DUBAI (Reuters) - Iran will accept a nuclear deal under which United Nations sanctions could be reimposed in the event of non-compliance, so long as Tehran enjoys similar protections, a senior negotiator was quoted as saying.
Last week, Western officials told Reuters that six world powers, negotiating with Iran towards a June 30 deadline, had agreed on a so-called “snapback” under which U.N. sanctions would be restored if Iran broke the terms of any eventual deal.
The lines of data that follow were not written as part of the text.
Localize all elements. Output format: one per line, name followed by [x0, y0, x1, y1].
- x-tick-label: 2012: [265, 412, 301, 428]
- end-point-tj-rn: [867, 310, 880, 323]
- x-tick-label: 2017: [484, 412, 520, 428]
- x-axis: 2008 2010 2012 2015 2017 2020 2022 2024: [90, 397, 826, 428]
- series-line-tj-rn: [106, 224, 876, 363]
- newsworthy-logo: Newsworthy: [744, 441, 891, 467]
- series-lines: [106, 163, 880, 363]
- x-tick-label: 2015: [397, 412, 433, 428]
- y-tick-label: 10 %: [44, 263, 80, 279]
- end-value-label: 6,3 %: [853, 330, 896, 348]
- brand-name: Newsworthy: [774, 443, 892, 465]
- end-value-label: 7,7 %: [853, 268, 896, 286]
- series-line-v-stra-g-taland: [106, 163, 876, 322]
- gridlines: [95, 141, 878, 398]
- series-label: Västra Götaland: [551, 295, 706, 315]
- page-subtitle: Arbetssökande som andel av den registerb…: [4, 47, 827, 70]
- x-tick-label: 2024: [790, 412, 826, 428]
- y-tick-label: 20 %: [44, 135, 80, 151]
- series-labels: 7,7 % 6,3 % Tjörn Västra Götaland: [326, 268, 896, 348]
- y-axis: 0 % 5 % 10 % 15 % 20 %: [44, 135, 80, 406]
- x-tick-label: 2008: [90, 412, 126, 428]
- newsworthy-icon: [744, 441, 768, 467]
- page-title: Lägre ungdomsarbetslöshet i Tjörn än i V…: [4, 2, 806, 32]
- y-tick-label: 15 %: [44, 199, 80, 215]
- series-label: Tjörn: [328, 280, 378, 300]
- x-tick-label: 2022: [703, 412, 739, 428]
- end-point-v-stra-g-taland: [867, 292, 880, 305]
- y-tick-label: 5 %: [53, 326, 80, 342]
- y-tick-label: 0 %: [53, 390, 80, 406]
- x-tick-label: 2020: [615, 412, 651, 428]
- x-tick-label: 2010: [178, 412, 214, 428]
“The deal will be arranged such that if either side feels that the other is in breach of its obligations, it can turn back and resume the activities it had before the deal,” Tehran’s chief nuclear negotiator, Abbas Araqchi, was quoted as saying by state news agency IRNA on Sunday.
“We absolutely do not trust the other side, and they do not trust us.”
Araqchi did not provide details on how to implement either side’s guarantee.
Iran resumed negotiations in Vienna last week with the United States, France, Britain, Germany, Russia and China after reaching a framework accord on April 2.
Despite significant progress, several major disputes remain to be resolved including access for U.N. nuclear inspectors to Iranian military sites and the pace and timing of sanctions relief for Tehran.
Araqchi said the main text of a deal was likely to exceed 20 pages, with an additional 40-50 pages of annexes, adding that negotiators were scrutinizing every word.